Why is it that when people say "hills" they are always talking about uphills and never about downhills? And since gravity pulls you down, why do we say hills suck? I'd think it is just the opposite. But when we ride, we must face the hills. And the hills don't play fair. They get too steep. They go on forever. When you reach the top and you come around a corner and you look up and see that you are not at the top after all... well, hills suck. Yes, there is pain, and there is exhaustion. But they are temporary.
After you reach the top of that hill, there will probably be a downhill. You can rest your legs and your lungs.

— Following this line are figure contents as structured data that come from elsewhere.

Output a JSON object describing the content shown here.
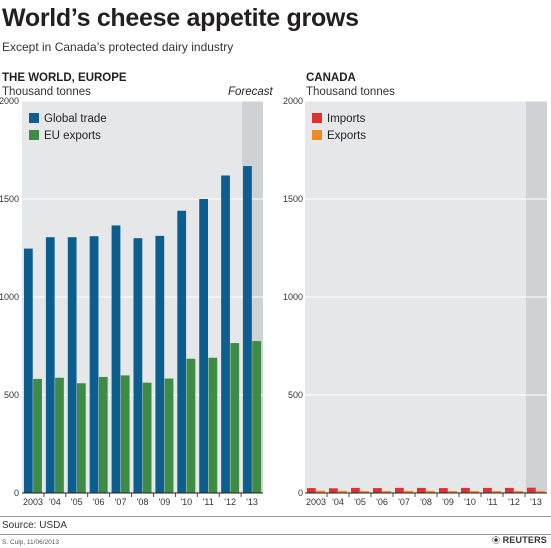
{
  "title": "World’s cheese appetite grows",
  "subtitle": "Except in Canada’s protected dairy industry",
  "source": "Source: USDA",
  "credit": "S. Culp, 11/06/2013",
  "brand": "REUTERS",
  "colors": {
    "global_trade": "#0b5e8e",
    "eu_exports": "#3e8b46",
    "imports": "#e03030",
    "exports": "#f08a24",
    "plot_bg": "#e6e7e8",
    "forecast_bg": "#cfd2d4"
  },
  "chart_data": [
    {
      "type": "bar",
      "title": "THE WORLD, EUROPE",
      "unit": "Thousand tonnes",
      "forecast_label": "Forecast",
      "forecast_categories": [
        "'13"
      ],
      "categories": [
        "2003",
        "'04",
        "'05",
        "'06",
        "'07",
        "'08",
        "'09",
        "'10",
        "'11",
        "'12",
        "'13"
      ],
      "ylim": [
        0,
        2000
      ],
      "yticks": [
        0,
        500,
        1000,
        1500,
        2000
      ],
      "grid": true,
      "legend": "top-left",
      "series": [
        {
          "name": "Global trade",
          "color": "#0b5e8e",
          "values": [
            1247,
            1305,
            1305,
            1310,
            1365,
            1300,
            1312,
            1440,
            1500,
            1620,
            1668
          ]
        },
        {
          "name": "EU exports",
          "color": "#3e8b46",
          "values": [
            582,
            588,
            560,
            592,
            600,
            563,
            584,
            685,
            690,
            765,
            775
          ]
        }
      ]
    },
    {
      "type": "bar",
      "title": "CANADA",
      "unit": "Thousand tonnes",
      "forecast_categories": [
        "'13"
      ],
      "categories": [
        "2003",
        "'04",
        "'05",
        "'06",
        "'07",
        "'08",
        "'09",
        "'10",
        "'11",
        "'12",
        "'13"
      ],
      "ylim": [
        0,
        2000
      ],
      "yticks": [
        0,
        500,
        1000,
        1500,
        2000
      ],
      "grid": true,
      "legend": "top-left",
      "series": [
        {
          "name": "Imports",
          "color": "#e03030",
          "values": [
            25,
            24,
            26,
            25,
            26,
            26,
            25,
            26,
            26,
            26,
            27
          ]
        },
        {
          "name": "Exports",
          "color": "#f08a24",
          "values": [
            12,
            11,
            10,
            10,
            11,
            11,
            10,
            10,
            10,
            10,
            10
          ]
        }
      ]
    }
  ]
}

And sometime before the day is over, you will get your butt off of that saddle and you will get to stretch, and to enjoy your favorite cold (or hot!) beverage, and to eat, and to sleep. Rest comes for the riders. Relief comes for the riders. But for those whom charity riders ride, there is no rest, no relief. Their hills are constantly up. Their pain will not be assuaged at the end of the day. Compared to them, the pain I feel, the exhaustion I feel, are nothing. I tell myself that when I reach the point when I am ready to toss my trusty steed over a cliff.
I tell myself that that ripping pain in my legs will be gone in a couple of days, and that it is nothing compared to what some people must deal with constantly. I tell myself that the person that I am when I am on a bike would not let those people down by getting off that bike. So I get back on by sheer force of will. And I cry. I cry because I hurt physically. I cry because I have lost someone I care about very much to AIDS and there is nothing I can do about it. I cry because my brother has been suffering from diabetes for forty years and I can't help him. I cry because I see children on the side of the road who have no idea why I am out on that bike. I cry because I know that if I don't ride, some of them may die from these same causes. And I ride because that is all that I can do for them. For the kids. For Bryant. For Chris. For untold millions.
It's just a bike. But it (and we) can change the world.